Performance Optimization
========================

Tips and techniques for maximizing simulation performance.

Profiling Your Simulation
-------------------------

Before optimizing, identify bottlenecks:

.. code-block:: python

   from mechanics_dsl import PhysicsCompiler
   from mechanics_dsl.utils.profiling import profile_simulation
   
   compiler = PhysicsCompiler()
   compiler.compile_dsl(source)
   
   # Profile the simulation
   with profile_simulation() as prof:
       solution = compiler.simulate(t_span=(0, 10))
   
   # Print timing breakdown
   prof.print_stats()

Typical output:

.. code-block:: text

   MechanicsDSL Profiling Report
   =============================
   Compilation:     0.234 s (12.3%)
   Simulation:      1.567 s (82.4%)
     - RHS evals:   1.234 s (64.9%)
     - Integration: 0.333 s (17.5%)
   Visualization:   0.100 s (5.3%)

Solver Selection
----------------

Choose the right integrator for your problem:

.. list-table::
   :header-rows: 1
   :widths: 20 40 40

   * - Solver
     - Best For
     - Notes
   * - **RK45**
     - General purpose
     - Default, adaptive step
   * - **DOP853**
     - High accuracy needs
     - 8th order, fewer evals
   * - **LSODA**
     - Unknown stiffness
     - Auto-switches methods
   * - **BDF**
     - Stiff systems
     - Implicit, stable
   * - **Radau**
     - Very stiff systems
     - Implicit, high order

Set solver in DSL:

.. code-block:: latex

   \solve{DOP853}

Or in Python:

.. code-block:: python

   solution = compiler.simulate(t_span=(0, 10), method='DOP853')

Tolerance Tuning
----------------

Balance accuracy vs speed with tolerances:

.. code-block:: python

   # Faster but less accurate
   solution = compiler.simulate(rtol=1e-3, atol=1e-6)
   
   # Slower but very accurate  
   solution = compiler.simulate(rtol=1e-12, atol=1e-14)

Rule of thumb:

- **Visualization only**: ``rtol=1e-3`` is fine
- **Conservation checks**: ``rtol=1e-6`` to ``1e-9``
- **Research quality**: ``rtol=1e-10`` or tighter

Symbolic Simplification
-----------------------

Complex Lagrangians generate complex equations.

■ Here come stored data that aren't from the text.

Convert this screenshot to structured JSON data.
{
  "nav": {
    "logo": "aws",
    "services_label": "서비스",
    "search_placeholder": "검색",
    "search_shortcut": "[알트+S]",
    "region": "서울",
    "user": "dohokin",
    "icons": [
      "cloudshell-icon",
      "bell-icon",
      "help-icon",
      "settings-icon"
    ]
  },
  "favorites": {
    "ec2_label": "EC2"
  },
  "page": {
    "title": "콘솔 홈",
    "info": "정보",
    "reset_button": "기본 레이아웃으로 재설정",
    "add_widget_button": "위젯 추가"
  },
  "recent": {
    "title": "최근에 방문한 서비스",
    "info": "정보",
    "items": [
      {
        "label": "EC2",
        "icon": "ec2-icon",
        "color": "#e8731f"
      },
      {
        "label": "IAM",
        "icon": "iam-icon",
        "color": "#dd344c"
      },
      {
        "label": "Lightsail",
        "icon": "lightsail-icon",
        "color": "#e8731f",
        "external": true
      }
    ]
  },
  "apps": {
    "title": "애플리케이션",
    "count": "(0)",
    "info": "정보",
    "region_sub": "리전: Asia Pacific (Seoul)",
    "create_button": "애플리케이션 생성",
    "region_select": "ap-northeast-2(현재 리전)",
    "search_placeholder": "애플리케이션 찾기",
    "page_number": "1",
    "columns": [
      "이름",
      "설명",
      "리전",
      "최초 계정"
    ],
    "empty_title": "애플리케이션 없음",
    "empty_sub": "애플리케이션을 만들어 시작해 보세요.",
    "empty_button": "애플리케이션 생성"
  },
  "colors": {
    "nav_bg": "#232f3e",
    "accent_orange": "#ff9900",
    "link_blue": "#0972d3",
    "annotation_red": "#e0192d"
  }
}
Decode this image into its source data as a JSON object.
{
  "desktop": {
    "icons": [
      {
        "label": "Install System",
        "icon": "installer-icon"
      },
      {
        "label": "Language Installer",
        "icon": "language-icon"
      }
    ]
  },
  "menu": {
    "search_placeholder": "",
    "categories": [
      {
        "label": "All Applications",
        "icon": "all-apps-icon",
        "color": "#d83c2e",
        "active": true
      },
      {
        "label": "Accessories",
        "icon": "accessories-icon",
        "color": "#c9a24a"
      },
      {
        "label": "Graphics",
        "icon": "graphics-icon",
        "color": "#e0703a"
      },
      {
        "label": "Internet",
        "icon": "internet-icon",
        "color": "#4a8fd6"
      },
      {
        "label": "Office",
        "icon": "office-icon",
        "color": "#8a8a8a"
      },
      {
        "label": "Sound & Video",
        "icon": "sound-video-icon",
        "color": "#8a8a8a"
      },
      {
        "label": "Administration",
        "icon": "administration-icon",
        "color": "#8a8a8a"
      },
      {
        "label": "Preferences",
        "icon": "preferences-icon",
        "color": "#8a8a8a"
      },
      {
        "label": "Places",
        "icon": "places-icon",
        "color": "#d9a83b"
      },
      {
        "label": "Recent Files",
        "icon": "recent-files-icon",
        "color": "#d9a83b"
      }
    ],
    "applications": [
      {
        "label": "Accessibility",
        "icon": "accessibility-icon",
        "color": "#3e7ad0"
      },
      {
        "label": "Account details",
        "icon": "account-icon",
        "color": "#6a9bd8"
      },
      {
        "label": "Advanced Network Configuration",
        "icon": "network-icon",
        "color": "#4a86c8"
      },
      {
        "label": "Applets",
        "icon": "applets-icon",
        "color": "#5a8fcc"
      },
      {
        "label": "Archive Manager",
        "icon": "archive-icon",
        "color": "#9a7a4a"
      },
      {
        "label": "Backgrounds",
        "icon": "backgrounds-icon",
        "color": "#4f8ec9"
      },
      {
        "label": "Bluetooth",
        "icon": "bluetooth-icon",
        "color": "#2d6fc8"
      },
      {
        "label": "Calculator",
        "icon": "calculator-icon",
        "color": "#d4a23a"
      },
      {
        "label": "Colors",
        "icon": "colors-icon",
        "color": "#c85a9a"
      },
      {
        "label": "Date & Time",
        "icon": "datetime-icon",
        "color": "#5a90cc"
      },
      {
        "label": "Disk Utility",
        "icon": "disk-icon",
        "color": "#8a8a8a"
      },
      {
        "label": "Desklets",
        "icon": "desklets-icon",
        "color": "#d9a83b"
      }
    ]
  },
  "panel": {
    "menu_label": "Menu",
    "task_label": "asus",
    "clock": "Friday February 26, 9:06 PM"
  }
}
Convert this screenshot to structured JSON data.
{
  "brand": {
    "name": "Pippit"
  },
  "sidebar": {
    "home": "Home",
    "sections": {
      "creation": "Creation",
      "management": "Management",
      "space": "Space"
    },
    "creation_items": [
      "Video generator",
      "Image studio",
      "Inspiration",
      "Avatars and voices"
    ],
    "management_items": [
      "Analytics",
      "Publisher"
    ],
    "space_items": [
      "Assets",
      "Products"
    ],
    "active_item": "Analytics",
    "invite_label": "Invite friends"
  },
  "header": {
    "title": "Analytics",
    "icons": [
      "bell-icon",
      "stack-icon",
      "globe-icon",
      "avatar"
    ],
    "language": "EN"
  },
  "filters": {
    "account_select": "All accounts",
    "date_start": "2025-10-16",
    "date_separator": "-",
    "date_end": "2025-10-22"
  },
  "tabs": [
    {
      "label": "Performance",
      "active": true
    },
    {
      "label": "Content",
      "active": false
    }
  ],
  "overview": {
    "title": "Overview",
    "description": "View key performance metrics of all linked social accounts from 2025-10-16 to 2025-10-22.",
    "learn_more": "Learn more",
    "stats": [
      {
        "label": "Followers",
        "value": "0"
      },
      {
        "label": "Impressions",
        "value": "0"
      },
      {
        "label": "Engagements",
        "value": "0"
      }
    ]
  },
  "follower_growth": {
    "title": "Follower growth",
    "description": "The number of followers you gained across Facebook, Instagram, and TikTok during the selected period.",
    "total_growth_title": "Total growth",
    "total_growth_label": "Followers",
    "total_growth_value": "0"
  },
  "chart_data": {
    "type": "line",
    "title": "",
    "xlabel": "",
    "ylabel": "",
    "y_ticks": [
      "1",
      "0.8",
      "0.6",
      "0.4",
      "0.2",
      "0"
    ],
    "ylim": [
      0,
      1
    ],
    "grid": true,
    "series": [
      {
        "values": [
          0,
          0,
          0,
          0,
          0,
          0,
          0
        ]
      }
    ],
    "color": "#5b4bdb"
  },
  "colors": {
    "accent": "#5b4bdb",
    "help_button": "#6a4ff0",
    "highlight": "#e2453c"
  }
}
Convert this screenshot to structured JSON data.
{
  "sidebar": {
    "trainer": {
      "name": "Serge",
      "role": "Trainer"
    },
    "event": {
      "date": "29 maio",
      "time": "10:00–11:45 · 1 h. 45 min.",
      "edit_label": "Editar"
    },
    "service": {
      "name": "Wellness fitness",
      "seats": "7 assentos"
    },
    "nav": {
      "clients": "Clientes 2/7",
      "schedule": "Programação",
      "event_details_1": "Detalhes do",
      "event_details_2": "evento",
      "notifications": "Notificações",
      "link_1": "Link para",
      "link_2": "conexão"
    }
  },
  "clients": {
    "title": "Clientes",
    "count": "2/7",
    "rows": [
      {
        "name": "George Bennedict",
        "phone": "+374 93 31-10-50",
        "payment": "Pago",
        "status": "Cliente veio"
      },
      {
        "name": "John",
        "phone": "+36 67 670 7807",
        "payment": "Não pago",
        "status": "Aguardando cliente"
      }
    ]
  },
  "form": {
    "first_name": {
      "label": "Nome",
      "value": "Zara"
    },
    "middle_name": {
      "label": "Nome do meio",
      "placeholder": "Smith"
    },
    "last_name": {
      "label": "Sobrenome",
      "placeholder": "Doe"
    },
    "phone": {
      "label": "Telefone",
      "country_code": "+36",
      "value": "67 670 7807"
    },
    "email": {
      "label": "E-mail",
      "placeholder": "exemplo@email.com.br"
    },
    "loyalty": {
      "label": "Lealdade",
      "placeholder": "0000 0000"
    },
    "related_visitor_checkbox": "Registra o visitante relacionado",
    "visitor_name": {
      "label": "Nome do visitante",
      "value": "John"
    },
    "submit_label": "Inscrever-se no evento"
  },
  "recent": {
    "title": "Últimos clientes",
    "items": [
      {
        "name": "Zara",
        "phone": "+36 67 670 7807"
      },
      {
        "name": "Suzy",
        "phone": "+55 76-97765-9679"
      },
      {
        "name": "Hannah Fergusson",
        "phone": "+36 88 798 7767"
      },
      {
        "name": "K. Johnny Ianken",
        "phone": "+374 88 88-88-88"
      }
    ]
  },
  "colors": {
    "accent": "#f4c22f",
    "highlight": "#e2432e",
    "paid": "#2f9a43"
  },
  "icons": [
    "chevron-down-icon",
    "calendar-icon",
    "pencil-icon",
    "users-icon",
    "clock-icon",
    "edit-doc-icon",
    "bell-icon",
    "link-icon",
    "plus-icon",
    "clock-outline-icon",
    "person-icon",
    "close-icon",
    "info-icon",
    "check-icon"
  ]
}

Simplify:

.. code-block:: python

   compiler = PhysicsCompiler(simplify=True)  # Default
   
   # For very complex systems, try aggressive simplification
   compiler = PhysicsCompiler(simplify='aggressive')

This calls SymPy's simplification routines which may take longer
but produce faster runtime code.

Caching
-------

Enable equation caching to avoid recompilation:

.. code-block:: python

   from mechanics_dsl.utils.caching import enable_cache
   
   enable_cache(max_size=100)  # Cache last 100 compilations
   
   # First call compiles
   compiler.compile_dsl(source)  # ~0.5s
   
   # Subsequent calls use cache
   compiler.compile_dsl(source)  # ~0.01s

C++ Code Generation
-------------------

For maximum performance, generate native code:

.. code-block:: python

   # Generate and compile C++
   compiler.compile_to_cpp("simulation.cpp", compile_binary=True)

Typical speedups: **10-100x faster** than Python.

See :doc:`codegen/cpp` for details.

Parallelization
---------------

For N-body or SPH simulations, use OpenMP:

.. code-block:: python

   compiler.compile_to_cpp("simulation.cpp", target="openmp")

Run with multiple threads:

.. code-block:: bash

   export OMP_NUM_THREADS=8
   ./simulation

Memory Efficiency
-----------------

For long simulations, avoid storing every time point:

.. code-block:: python

   # Store fewer points
   solution = compiler.simulate(
       t_span=(0, 1000),
       num_points=1000  # Instead of default 10000
   )

Or use dense output for interpolation:

.. code-block:: python

   solution = compiler.simulate(dense_output=True)
   
   # Evaluate at any time
   state_at_50 = solution.sol(50.0)

Common Performance Issues
-------------------------

**Issue**: Simulation slows down over time

- Check for energy divergence (numerical instability)
- Try smaller time step or implicit solver

**Issue**: Compilation takes too long

- Simplify Lagrangian if possible
- Enable caching
- Pre-compile equations and reuse

**Issue**: Memory usage grows

- Reduce ``num_points``
- Use streaming output for long simulations
- Process results in chunks

Benchmarks
----------

Reference performance on Intel i7-10700K:

.. list-table::
   :header-rows: 1

   * - System
     - Points
     - Python
     - C++
   * - Simple pendulum
     - 10,000
     - 50 ms
     - 1 ms
   * - Double pendulum  
     - 10,000
     - 210 ms
     - 8 ms
   * - 3-body problem
     - 10,000
     - 530 ms
     - 15 ms
   * - Figure-8 orbit
     - 10,000
     - 1.2 s
     - 35 ms
   * - SPH (1000 particles)
     - 2000 frames
     - N/A
     - 4.2 s